352 divine, 1063 mdb - 415
429 divine, 1172 mdb - 557
579 divine, 1377 mdb - 993
707 divine, 1548 mdb - 1682
Because i have different mdb its better to scale all to 1k. This way we get 390, 475, 721, 1086. Its huge difference. In first example i dont have any reduction because my prof is lower than my lvl. So full damage is 390/(1-0,72) = 1392. With 429 divine i should get 4,42% mitg reduction, so check again and get 1466. 1380, 1427 for last 2. Looks quite close so we have quite simple residual in mitg. Already we can see if mob has huge mitg than we cant reduce full amount with only our prof. This mob has 72% and i can reduce only 50%. 22% is still very solid, because its only 7800 damage out of 10000. Also if we use imperil on high diff we still should have very high prof.
I got some numbers from mozilla browser`s post. He says average mitg for mobs above 1000pl is: 50,47,46,45,42,40 for fire/cold/wind/elec/holy/dark.
But that mostly means someone has very low and all others high. For example for holy quite ordinary is 50-60. Sometimes 40 or 60-70 range and sometimes like 7-20 and that low reduce average. But generally 2 prof reduce near whole mitg and only some relatively rare mobs have higher.
counter-resist effect of magic proficiency is linear, so we don't need to feel like we have to reach the proficiency cap or stick with all phase.
Specific mitigation reduction of magic proficiency is exponential, so that is where we might want to reach the proficiency cap. But, there are different play styles. Imperil + 5 phase; Imperil + max proficiency; No imperil + 5 phase; No imperil + max proficiency. Let's say that even for the scenarios without max proficiency, you have Lmax proficiency on non-proficiency staff, with 50 forge levels, ie. 0.31 proficiency factor or 8.6% mitigation reduction
The below calculations will be based on Cracker Jim having 60% Mmi and 72% holy mitigation. Now, I have no idea what Cracker Jim's real Mmi is, and not all mobs have such high holy mitigation. Also, reaching max proficiency probably means sacrificing 2 small pieces of phase which is ?? % of damage. Let's say damage output is reduced by 25%.
- Imperil + 5 phase gives -50% Mmi and -25% (-33.6% with proficiency) holy/dark mitigation. 10k base dmg would only leave only 10000*(1-0.6+0.5)*(1-0.72+.336)=5544dmg after mitigations.

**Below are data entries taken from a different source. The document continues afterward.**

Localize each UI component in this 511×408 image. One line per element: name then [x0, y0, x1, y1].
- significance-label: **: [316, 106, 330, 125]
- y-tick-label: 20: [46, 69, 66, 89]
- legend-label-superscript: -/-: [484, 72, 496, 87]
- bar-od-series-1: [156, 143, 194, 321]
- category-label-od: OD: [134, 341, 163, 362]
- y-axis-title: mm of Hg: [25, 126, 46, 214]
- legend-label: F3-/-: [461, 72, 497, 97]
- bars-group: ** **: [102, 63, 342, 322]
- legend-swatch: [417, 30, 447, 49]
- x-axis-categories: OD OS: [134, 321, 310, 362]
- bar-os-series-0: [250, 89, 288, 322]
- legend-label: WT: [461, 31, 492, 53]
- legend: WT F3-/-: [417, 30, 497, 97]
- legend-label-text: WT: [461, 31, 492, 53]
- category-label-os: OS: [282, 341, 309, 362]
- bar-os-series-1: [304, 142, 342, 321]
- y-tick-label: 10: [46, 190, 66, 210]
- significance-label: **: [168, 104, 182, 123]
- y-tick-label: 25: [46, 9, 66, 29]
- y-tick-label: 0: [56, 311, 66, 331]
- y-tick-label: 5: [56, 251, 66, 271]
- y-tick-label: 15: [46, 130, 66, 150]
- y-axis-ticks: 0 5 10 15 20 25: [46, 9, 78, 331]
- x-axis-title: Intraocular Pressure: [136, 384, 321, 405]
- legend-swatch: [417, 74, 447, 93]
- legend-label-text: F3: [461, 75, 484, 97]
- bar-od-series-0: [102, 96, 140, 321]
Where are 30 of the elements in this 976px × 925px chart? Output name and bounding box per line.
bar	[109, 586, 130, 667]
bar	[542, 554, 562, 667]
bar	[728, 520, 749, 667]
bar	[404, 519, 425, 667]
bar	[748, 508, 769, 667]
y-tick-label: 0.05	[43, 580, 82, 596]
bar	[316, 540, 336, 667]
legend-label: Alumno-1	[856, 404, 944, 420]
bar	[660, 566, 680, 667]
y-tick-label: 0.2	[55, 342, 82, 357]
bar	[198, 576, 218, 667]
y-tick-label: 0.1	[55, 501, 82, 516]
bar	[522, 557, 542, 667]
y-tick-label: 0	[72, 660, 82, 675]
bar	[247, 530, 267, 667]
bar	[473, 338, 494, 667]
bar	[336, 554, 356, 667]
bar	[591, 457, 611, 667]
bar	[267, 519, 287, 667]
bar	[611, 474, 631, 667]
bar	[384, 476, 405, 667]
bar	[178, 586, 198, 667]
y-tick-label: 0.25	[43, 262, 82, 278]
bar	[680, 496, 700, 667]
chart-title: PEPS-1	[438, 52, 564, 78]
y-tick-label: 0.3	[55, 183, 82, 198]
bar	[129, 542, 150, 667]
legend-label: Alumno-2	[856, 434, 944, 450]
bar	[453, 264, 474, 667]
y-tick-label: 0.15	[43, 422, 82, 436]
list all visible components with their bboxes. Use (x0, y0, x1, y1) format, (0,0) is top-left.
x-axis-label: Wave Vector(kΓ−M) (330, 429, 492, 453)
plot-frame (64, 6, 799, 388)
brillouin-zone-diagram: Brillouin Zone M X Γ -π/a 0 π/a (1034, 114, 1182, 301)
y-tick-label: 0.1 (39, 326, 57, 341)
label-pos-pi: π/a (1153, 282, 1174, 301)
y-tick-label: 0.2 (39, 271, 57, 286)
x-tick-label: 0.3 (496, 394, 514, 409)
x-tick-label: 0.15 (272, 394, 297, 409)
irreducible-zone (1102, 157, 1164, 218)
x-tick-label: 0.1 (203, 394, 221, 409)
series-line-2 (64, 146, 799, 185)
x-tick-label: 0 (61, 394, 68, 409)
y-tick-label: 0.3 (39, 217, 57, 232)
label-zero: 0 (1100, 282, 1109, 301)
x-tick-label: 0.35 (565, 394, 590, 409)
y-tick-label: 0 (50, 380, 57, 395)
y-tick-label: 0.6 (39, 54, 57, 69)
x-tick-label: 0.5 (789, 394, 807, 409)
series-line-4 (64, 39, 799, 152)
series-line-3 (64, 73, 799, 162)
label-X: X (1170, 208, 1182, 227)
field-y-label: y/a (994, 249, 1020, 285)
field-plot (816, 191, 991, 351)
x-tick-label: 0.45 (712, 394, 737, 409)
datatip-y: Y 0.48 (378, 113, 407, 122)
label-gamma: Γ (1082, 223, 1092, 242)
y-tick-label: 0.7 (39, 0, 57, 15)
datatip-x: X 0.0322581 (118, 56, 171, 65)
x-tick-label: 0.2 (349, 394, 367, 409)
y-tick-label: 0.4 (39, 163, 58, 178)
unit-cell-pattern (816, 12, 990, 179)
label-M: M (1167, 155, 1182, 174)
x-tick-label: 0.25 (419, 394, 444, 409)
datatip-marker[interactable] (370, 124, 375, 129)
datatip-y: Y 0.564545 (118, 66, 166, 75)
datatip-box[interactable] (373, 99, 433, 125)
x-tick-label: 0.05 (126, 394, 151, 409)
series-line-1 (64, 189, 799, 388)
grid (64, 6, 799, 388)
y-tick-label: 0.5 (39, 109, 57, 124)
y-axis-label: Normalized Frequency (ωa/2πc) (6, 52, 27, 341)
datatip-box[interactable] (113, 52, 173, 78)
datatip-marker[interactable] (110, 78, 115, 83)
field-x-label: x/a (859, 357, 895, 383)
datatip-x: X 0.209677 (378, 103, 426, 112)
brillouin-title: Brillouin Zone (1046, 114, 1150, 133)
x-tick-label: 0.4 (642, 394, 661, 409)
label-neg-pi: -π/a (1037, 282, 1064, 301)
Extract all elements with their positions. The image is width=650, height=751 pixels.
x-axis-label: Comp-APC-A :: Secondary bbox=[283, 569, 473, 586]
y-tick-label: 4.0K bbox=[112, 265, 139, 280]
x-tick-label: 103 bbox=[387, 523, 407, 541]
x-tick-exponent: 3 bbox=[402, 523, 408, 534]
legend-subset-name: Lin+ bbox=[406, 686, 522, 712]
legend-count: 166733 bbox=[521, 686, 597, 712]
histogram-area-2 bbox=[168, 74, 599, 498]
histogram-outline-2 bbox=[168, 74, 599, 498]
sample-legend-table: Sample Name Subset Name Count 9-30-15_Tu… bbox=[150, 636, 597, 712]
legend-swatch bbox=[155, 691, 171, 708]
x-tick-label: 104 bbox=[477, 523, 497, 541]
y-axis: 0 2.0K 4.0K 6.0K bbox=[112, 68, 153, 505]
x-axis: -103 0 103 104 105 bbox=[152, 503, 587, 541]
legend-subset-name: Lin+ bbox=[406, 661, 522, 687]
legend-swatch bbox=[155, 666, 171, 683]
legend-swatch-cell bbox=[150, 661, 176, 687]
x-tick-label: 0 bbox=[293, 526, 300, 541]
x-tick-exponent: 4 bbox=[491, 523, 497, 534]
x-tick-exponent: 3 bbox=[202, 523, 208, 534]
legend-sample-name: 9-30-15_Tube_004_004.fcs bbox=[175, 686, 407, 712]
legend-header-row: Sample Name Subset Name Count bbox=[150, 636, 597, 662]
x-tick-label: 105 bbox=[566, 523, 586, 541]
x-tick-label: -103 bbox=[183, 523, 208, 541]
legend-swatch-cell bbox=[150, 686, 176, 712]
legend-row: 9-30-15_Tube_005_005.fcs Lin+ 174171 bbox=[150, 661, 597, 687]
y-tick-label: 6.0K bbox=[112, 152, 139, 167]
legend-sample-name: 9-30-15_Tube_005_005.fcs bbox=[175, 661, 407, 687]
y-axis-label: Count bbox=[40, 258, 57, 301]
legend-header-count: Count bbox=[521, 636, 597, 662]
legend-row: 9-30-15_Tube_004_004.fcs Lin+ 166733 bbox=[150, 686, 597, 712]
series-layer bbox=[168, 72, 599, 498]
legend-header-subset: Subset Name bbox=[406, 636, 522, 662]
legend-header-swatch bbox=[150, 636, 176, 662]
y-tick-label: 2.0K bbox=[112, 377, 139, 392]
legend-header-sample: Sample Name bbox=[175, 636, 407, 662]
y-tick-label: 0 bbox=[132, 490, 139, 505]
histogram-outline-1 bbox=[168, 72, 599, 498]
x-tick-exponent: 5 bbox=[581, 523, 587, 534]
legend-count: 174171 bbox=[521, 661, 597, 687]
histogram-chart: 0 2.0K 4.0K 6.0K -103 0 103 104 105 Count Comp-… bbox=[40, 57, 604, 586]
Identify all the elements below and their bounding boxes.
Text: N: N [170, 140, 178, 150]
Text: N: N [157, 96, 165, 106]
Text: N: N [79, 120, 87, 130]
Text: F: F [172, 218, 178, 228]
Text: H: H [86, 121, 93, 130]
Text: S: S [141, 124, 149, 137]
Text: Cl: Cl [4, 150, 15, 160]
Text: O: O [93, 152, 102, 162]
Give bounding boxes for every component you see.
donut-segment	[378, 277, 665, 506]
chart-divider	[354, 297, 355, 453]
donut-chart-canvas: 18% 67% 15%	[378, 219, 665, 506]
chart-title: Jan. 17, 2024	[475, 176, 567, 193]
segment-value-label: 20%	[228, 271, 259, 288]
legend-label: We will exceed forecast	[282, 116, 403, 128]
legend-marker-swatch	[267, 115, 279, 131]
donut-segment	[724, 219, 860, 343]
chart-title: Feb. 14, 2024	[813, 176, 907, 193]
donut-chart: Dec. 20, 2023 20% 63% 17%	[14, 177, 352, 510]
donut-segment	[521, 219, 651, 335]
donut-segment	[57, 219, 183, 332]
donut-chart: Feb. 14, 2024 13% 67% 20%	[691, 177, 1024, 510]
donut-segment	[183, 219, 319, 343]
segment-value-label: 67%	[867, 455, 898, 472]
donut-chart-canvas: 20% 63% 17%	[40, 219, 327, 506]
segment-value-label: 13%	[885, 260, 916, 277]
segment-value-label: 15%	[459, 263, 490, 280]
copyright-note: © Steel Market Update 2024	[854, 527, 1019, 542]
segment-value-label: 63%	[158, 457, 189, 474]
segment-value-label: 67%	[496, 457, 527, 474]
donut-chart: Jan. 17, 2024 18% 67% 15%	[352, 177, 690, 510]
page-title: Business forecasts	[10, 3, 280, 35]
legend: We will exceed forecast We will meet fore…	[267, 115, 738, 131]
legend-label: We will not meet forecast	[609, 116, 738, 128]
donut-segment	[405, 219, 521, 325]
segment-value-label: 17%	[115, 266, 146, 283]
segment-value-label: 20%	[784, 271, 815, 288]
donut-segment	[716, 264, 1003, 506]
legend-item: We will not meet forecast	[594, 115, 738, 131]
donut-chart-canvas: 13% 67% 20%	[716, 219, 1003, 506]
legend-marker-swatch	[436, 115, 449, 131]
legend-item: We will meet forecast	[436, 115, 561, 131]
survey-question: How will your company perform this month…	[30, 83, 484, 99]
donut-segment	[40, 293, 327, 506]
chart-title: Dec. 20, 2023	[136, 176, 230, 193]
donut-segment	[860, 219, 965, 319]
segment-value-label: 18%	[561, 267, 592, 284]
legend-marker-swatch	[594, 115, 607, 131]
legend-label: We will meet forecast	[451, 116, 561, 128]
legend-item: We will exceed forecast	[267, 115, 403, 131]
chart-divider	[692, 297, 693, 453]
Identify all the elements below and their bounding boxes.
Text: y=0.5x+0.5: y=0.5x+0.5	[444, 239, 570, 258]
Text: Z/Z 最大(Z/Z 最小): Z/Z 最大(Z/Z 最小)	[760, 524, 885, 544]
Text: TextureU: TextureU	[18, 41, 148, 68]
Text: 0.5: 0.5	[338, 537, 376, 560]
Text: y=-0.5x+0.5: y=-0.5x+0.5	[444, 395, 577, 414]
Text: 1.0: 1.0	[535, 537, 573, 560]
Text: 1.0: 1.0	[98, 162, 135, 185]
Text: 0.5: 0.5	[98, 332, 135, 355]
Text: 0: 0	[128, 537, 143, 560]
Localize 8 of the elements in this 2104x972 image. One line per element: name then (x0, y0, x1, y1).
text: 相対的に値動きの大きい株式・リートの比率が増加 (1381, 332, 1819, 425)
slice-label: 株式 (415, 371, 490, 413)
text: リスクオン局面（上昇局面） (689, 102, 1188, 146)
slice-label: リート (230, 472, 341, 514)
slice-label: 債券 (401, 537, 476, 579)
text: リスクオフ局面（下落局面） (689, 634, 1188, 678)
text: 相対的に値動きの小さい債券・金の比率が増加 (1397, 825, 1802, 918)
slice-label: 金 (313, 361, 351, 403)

- Imperil + max proficiency gives -50% Mmi and -25% (-75% with proficiency) holy/dark mitigation. 7.5k base dmg would leave 7500*(1-0.6+0.5)*(1-0.72+0.72)=6750dmg
- No imperil + 5 phase gives (-8.6% with proficiency) holy/dark mitigation. 10k base dmg would leave 10000*(1-0.6)*(1-0.72+0.086)=1464dmg
- No imperil + max proficiency gives (-50% with proficiency) holy/dark mitigation. 7.5k base dmg would leave 7500*(1-0.6)*(1-0.72+0.5)=2340dmg
On these assumptions, going for max proficiency has about the same absolute difference in dmg (~1000), but in relative terms it is more important when using Imperil than without Imperil. Also, Imperil makes so much difference in damage that spending 4 rounds of Imperil + 2 rounds of damage ~ 6 rounds of damage without Imperil.
I'm going to stop rambling now because reading too much into made up figures (Cracker Jim's Mmi) is probably not wise, and I'm not sure if this makes sense anymore.